About midnight on Friday April 23rd the 13th Bn. having refused the left flank of their original alignment on the Poelcappelle Road. The three companies of the 14th Bn. joined them in the new alignment & dug themselves in with the 13th Bn.” [1]

* Note: These numerous alpha numeric references appearing in this and succeeding reports are the reference coordinates for positions on the Battalion’s operations maps.

23 April 15_A

The Battalion history adds this comment: “On April 23rd Lieut. G.W. Stairs, who had behaved most gallantly, was killed, together with many of the rank and file. All that day and all that night Capt. Brotherhood commanded the remnant of the company, encouraging the men by force of personal example to bear with courage the shelling and machine gun fire which harassed them sorely, the more so as, owing to shortage of ammunition, supporting fire was conspicuous chiefly by its absence.” [3]

[Col.] “Loomis* detailed a party of 60 men, [led by Lieut. G.W. Stairs of the 14th Bn.] which included a machine gun crew headed by 19 year old Fred Fisher, to assist King.** Fisher needed help with the machine gun. Private F. Palin (14th Battalion),*** whose company formed part of the St. Julien garrison, remarked in hindsight: ‘We were out in the sun doing a bit of cleaning up, and the first thing we knew we got a ‘Stand-to’ and I remember one Lance-Corporal Fred Fisher of the 13th Battalion, he came down looking for eight volunteers to carry up a machine gun, so eight of us stepped out.’ Just barely out of a public school in Toronto, but showing the skill of a veteran, Fisher led his crew forward under heavy fire and set up his Colt gun in an isolated building, which enjoyed a commanding view of the enemy. In the fading light, the Germans attacked again and again, only to be driven back each time. Members of his crew went down, but Fisher kept working the gun, ripping and spraying the enemy’s ranks. He contributed in no small measure to checking the German advance and providing cover for King to withdraw his guns. Attached to teams of horses, King instructed his drivers to forge ‘ahead any way you can get out.’ The guns made it back to St. Julien. For his skill and daring, Fisher was awarded the Victoria Cross, the first Canadian soldier in the Great War to receive the honour. He was given the medal posthumously for, regrettably, he was killed in action the next day.” [4]

Notes:
* Lt.-Col. Frederick Loomis, Commanding Officer, 13th Battalion
** Major William B. M. King, 10th Field Battery, C.F.A.
*** Pte. Francis J. Palin, #25754 of the 14th Battalion.

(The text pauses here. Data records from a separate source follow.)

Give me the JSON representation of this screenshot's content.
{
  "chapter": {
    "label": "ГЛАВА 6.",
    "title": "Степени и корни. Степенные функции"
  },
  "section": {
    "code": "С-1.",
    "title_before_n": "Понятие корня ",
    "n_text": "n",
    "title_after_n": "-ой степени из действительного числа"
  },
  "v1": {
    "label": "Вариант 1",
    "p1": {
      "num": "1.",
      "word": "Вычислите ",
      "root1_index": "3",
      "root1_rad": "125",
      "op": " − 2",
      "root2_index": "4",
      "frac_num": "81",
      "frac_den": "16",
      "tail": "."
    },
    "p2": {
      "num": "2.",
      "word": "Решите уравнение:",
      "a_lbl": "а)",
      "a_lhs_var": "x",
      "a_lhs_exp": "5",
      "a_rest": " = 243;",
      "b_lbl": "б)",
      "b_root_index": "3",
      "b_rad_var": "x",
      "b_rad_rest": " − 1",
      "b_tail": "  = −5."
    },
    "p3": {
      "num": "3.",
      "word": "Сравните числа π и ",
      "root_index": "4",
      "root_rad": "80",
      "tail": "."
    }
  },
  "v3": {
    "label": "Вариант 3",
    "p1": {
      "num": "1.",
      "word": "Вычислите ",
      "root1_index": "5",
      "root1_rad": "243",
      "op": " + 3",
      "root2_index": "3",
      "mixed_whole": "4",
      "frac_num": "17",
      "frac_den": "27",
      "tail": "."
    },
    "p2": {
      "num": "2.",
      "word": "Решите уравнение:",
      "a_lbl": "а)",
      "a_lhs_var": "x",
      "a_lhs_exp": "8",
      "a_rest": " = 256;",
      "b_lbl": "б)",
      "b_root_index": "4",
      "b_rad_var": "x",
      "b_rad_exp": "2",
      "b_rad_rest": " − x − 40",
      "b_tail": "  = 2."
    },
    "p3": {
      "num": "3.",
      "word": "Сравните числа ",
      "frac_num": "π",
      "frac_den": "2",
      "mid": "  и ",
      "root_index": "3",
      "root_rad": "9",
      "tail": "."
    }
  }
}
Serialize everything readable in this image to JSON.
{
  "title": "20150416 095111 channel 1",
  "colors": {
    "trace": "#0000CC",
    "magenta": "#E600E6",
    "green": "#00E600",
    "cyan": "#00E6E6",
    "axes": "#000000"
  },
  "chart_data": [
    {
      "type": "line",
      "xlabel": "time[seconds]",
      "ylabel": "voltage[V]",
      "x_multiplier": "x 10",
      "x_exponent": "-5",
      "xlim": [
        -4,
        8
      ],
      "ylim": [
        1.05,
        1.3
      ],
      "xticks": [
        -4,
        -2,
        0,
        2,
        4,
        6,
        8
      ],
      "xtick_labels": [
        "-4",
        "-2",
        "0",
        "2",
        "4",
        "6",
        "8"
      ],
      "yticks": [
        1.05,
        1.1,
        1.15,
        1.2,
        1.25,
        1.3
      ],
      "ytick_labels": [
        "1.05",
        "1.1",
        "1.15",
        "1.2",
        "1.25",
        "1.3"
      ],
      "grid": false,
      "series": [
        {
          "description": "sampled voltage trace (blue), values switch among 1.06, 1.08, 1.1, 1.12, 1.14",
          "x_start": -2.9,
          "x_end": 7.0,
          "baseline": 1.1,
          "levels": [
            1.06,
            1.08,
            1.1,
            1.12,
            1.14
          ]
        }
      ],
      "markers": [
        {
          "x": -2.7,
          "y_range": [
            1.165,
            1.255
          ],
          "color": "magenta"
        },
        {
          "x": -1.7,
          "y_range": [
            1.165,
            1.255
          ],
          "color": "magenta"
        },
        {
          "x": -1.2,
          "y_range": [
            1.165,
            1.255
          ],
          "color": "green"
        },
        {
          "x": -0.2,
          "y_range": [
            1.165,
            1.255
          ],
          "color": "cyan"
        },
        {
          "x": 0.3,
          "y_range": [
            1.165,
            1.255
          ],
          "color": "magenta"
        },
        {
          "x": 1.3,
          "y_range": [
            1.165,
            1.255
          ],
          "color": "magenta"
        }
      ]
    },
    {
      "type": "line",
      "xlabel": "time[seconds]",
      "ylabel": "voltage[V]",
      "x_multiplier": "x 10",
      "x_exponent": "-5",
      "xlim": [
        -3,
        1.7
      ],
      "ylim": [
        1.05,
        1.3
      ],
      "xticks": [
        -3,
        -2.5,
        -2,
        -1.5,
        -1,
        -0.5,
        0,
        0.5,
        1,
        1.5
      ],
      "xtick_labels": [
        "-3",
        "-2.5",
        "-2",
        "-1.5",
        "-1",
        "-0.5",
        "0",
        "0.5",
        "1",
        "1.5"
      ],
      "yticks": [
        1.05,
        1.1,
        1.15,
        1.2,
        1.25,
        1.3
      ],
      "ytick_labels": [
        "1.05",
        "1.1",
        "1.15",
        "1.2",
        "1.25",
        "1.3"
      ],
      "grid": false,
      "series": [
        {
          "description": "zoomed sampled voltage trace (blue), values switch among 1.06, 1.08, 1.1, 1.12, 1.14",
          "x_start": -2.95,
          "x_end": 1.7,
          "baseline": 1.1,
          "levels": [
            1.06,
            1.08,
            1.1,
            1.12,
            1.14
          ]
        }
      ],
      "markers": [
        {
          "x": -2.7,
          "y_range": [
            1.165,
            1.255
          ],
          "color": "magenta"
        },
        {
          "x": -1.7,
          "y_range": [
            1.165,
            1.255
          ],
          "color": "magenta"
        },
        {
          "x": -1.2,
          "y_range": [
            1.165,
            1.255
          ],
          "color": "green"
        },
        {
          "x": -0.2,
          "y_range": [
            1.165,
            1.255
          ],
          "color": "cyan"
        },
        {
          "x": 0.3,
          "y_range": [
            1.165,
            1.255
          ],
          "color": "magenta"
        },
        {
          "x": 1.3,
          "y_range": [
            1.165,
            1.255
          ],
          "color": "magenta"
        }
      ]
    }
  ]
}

[1]   Operation-Report  of May 6th, 1915;  War Diary, 14th Canadian Battalion, The Royal Montreal Regiment, Library and Archives Canada, Ottawa, http://data2.collectionscanada.ca/e/e044/e001089723.jpg
[2]  Col. G.W.L. Nicholson, CD., Official History of the Canadian Army in the First World War: Canadian Expeditionary Force 1914-1919, Duhamel, Queens Printer, Ottawa, 1962, pg. 65.
[3]   R.C. Featherstonhaugh, The Royal Montreal Regiment 14th Battalion C.E.F. 1914-1925, Montreal, The Gazette, Printing Co., Ltd., 1927, pg. 39.
[4]   George H. Cassar, “Hell in Flanders – Canadians at the Second Battle of Ypres,” Toronto, Dundurn Press, 2010, pp. 117-118. http://books.google.ca/books?id=m7p4L0fVRBAC&q=
[5]   Col. G.W.L. Nicholson, CD., Official History of the Canadian Army in the First World War: Canadian Expeditionary Force 1914-1919, Duhamel, Queens Printer, Ottawa, 1962, pg. 69.